THE NAMING OF NAMES
The Complex Process of Art Titles
I'm often asked how I determine the titles of my paintings and drawings. I never quite know how to answer because it's different with each piece – sometimes it's a direct idea linked with an image, an immediate knowing and other times, it takes quiet repose and time to articulate a visual concept into a stream of words, searching for the meaning behind the canvas. Other times, still, I reach out to gifted friends who seemingly bounce effortlessly with words and their craft helps to develop a title – I love these particular collaborations – working with poets, writers, visionaries, loving individuals who share their visceral responses to my work and thereby, add greatly to the art experience.
Many times, paintings are inspired by an emotion or a personal experience and the way for me to process it is through the creation of art. These art pieces hold extra meaning for me because they embody that particular time in my life. Art-making is very therapeutic and personal – a private exchange between myself and my fears, longings, joys, questions, secrets. I'm made stronger and more free having created the art piece and the titles have a hint of that personal moment in time.
A few examples to share:
“My Call To You Is In The Wind” – This drawing of a raven was sketched shortly after my father passed away and within my grief there was a deep and natural longing to speak to him one last time. On one particular day, the local ravens were highly vocal, calling to each other and I asked them if they would consider taking a message to my dad on my behalf. This art piece captures that day. Anyone can ask a raven or crow to send a message to a loved one. Carefully craft your message and kindly ask a raven for this personal favour.
“Every Time She Sleeps” – Every time she sleeps, she slips into a misty forest / trees embrace her like a long lost friend / Crow prepares her perfect pillow – For some reason, I've started adding a bit of prose as an extension of the title. This recent painting helped me through a time of deep transition and reflection. The old me was slipping away (“every time she sleeps”) a part of me was going into a deep sleep with the trust that I would awaken as a better person, a better artist (with Crow's help and nurturing – preparing my favourite pillow – this notion gives me a sense of family, even if only through an imagined art image).

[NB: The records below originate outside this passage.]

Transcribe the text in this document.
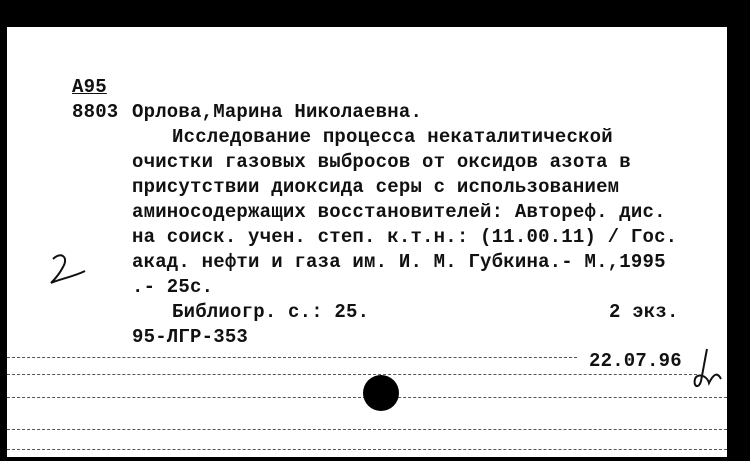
А95
8803 Орлова,Марина Николаевна.
Исследование процесса некаталитической
очистки газовых выбросов от оксидов азота в
присутствии диоксида серы с использованием
аминосодержащих восстановителей: Автореф. дис.
на соиск. учен. степ. к.т.н.: (11.00.11) / Гос.
акад. нефти и газа им. И. М. Губкина.- М.,1995
.- 25с.
Библиогр. с.: 25.	2 экз.
95-ЛГР-353
22.07.96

“The Changing Winds” – the onset of the pandemic – uuuugh! I found myself changing my art techniques, messing things up (my version of messy) and painting the swirling changes to my world, our world! The raven looks skyward, it's body twisting in pose, wanting to take flight and at the same time, wanting refuge. The dualities inherent in this shared global experience – at times, both hopeful and dreadful, scared and strong, connected and isolated, vulnerable and yet, safe. Art helps us to makes sense of the world and our particular connections and experiences as little humans, awash in a crazy time.